The gritty Gaels are full of feel-good stories besides their usual array of agreeable Australians, point guard Tommy Kuhse going from onetime walk-on to 1,000-point scorer and big man Matthias Tass logging the first four double-doubles of his career this season.

The warmup jerseys players wear that read “No Quit” don’t constitute false advertising, the Gaels appearing to gain strength as games progress while outscoring their opponents by a combined 186 points in the second half. They’re also giving up just 60.3 points game, the fewest in Bennett’s 21 seasons at the school.

Cronin said he once encouraged Bennett to abandon his longtime post in search of greater resources and more ready-made success.

“What’s been accomplished at St. Mary’s is a modern miracle because he takes guys like that and turns ‘em into players, and it just never stops,” Cronin said, alluding to Bennett’s having produced NBA players Patty Mills and Matthew Dellavedova, among others. “I used to tell Randy, ‘You’ve got to get out of there, what are you doing?’ … because I keep thinking he can’t keep pulling this out. It’s like you’re winning in poker with five cards in a seven-card stud game, and he just keeps pulling it off, with player development.”

Bennett has made it out of the NCAA tournament’s opening weekend just once, advancing to the Sweet 16 in 2010 before falling to Baylor. His current team no longer fits the trope of plucky underdog, the Gaels having earned the highest seeding in school history.

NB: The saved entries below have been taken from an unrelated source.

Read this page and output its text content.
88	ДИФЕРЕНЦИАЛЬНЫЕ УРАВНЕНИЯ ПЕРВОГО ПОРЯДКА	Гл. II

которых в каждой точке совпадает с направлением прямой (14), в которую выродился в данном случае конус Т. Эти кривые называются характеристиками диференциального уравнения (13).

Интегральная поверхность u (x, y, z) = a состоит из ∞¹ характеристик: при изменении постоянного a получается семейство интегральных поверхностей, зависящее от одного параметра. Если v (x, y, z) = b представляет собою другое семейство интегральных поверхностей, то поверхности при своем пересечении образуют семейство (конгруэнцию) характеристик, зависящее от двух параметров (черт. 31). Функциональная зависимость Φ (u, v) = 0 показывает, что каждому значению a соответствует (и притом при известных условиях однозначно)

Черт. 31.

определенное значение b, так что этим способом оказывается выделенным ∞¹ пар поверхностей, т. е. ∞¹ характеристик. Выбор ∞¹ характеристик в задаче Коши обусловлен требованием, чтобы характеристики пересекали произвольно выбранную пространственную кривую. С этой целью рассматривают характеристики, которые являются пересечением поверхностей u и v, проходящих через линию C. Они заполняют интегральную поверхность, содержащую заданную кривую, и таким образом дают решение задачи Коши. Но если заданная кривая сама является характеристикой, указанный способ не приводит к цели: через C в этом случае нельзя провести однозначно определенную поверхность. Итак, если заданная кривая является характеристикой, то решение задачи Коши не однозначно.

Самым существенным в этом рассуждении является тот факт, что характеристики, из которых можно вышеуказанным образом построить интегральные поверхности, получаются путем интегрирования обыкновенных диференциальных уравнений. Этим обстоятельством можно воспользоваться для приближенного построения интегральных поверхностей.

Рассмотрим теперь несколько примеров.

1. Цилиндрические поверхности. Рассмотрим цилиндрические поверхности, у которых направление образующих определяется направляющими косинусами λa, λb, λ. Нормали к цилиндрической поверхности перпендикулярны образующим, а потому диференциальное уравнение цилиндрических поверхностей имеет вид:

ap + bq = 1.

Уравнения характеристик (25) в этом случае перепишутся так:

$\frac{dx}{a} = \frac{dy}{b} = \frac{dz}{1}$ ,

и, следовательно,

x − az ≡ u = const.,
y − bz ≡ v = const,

St. Mary's Tommy Kuhse drives against Indiana's Xavier Johnson in an NCAA college basketball first-round game March 17, 2022.

St. Mary’s Tommy Kuhse drives against Indiana’s Xavier Johnson during the Gaels’ blowout victory Thursday. St. Mary’s resume this season includes a win over Gonzaga.

(Craig Mitchelldyer / Associated Press)

UCLA guard Jules Bernard compared St. Mary’s to Pac-12 rival Washington State because of the Gaels’ quick, crafty guards who thrive in pick and rolls that are tough to defend.

“As a defensive team,” Bruins guard Jaime Jaquez Jr. said, “we’re going to have to do everything we can to disrupt them and get them out of their system.”

After nearly stumbling in the first round one season after going all the way to the Final Four, the Bruins know the length of their postseason stay will largely hinge on making more shots than they did while shooting 35.2% against feisty Akron. That could be a chore against the Gaels, who held Indiana to 34% while leading by as many as 34 points.

Considering their in-state proximity, UCLA and St. Mary’s might seem like natural fits on one another’s nonconference schedules. But they haven’t faced each other since Tracy Murray, now UCLA’s radio analyst, poured in 24 points during the Bruins’ 123-93 romp … on Dec. 5, 1990.

Bennett said he would happily schedule UCLA as part of a home-and-home or neutral-site arrangement, but Cronin might not readily agree given what happened the last time he traveled to Moraga.

“He talked me into coming out,” Cronin said, referring to a 75-62 loss to Bennett’s Gaels in December 2004 during Cronin’s second season at Murray State. “I went to Claim Jumpers there in Moraga after, and he was there with the three officials.”

Everybody in the interview room laughed. Then Cronin’s wry smile disappeared, a nod to the little school with the big-time resolve trying to slay its next giant.